En uno de sus últimos trabajos (Lorandi, 2015), escrito en realidad hace más de treinta años, cuando abandonaba la arqueología y se iniciaba en los estudios etnohistóricos, recorrió sus inicios profesionales en esa zona de transición ubicada al este de la región valliserrana, entre las laderas orientales de los Andes del Tucumán y la llanura santiagueña a la que llamó Tukuma -búho en quechua- o Tucumán -en español-. Se trata de un trabajo de síntesis logrado gracias a su amplia experiencia en la región, en donde integró de manera definitiva este borde meridional dentro de la macrorregión de la frontera sudoriental del Tawantinsuyu debido a que entendía que compartían aspectos culturales y ecológicos similares. Por un lado, una zona de identidades múltiples con cierta inestabilidad, activa presencia de colonos o mitmaqkuna étnicos o estatales y sobre todo la misma problemática de conflictividad cíclica frente al empuje de los grupos nómades como los chiriguanos y los lules que presionaban en Charcas, Tarija y el Tucumán.
Revisando en estos días unas fuentes sobre los curacas de la frontera oriental en Pocona y Mizque (s. XVI), con motivo de un trabajo en curso, y mientras recordaba mi “encuentro” inicial con Lorandi y leía su último trabajo sobre Tukuma-Tukuymanta (Lorandi, 2015) me encontré con una sorpresa: entre las tierras de los curacas del repartimiento de Mizque se hallaba la chacra Tucuma, cercanas al río del mismo nombre. Al revisar otras fuentes y bibliografía de la región para comprender con mayor precisión esta duplicidad de topónimos pude constatar que en ellas precisamente habitaban los “Juríes del Tucumán” (Schramm 2012; del Río 2011, 2010).

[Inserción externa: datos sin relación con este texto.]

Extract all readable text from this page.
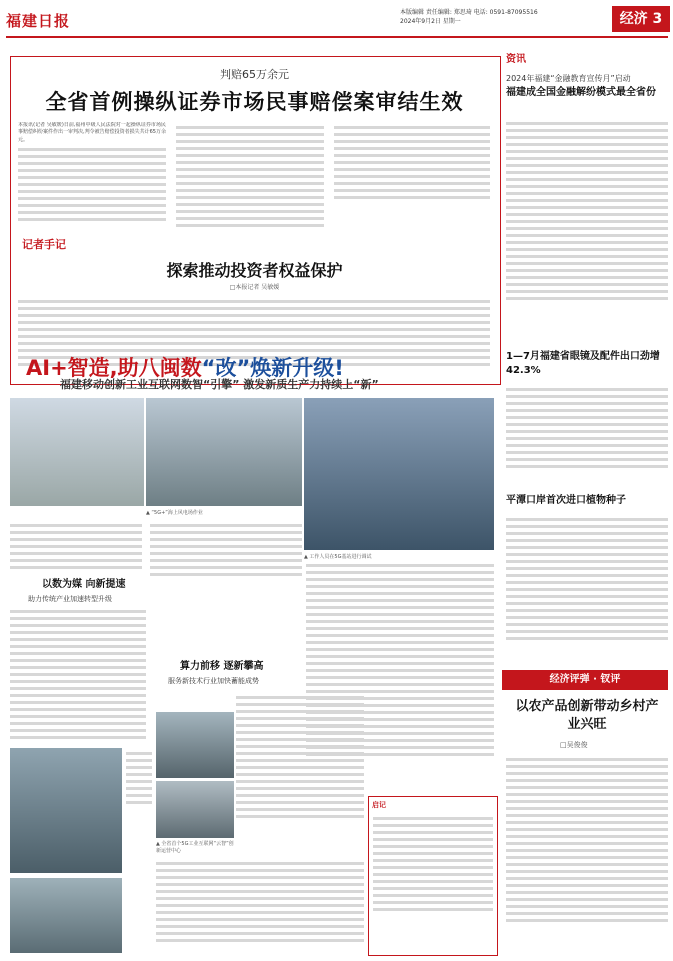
福建日报	本版编辑 责任编辑: 郑思琦 电话: 0591-87095516
2024年9月2日 星期一	经济 3
判赔65万余元
全省首例操纵证券市场民事赔偿案审结生效
本报讯(记者 吴敏媛)日前,福州中级人民法院对一起操纵证券市场民事赔偿纠纷案件作出一审判决,判令被告赔偿投资者损失共计65万余元。
记者手记
探索推动投资者权益保护
□本报记者 吴敏媛
AI+智造,助八闽数“改”焕新升级!
福建移动创新工业互联网数智“引擎” 激发新质生产力持续上“新”
▲ “5G+”海上风电场作业
▲ 工作人员在5G基站进行调试
以数为媒 向新提速
助力传统产业加速转型升级
算力前移 逐新攀高
服务新技术行业加快蓄能成势
▲ 全省首个5G工业互联网“云智”创新运营中心
启记
资讯
2024年福建“金融教育宣传月”启动
福建成全国金融解纷模式最全省份
1—7月福建省眼镜及配件出口劲增42.3%
平潭口岸首次进口植物种子
经济评弹 · 钗评
以农产品创新带动乡村产业兴旺
□吴俊俊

De momento no podría dilucidar si se trataba de descendientes de los famosos guerreros juríes de Tukuma que, como belicosos flecheros, defendían allí también la frontera del inca o simplemente de un fenómeno colonial posterior, pero a todas luces fue un magnifico (re) encuentro con Lorandi y la frontera oriental.

Notas

1. Fallecido en un trágico accidente en febrero del corriente año.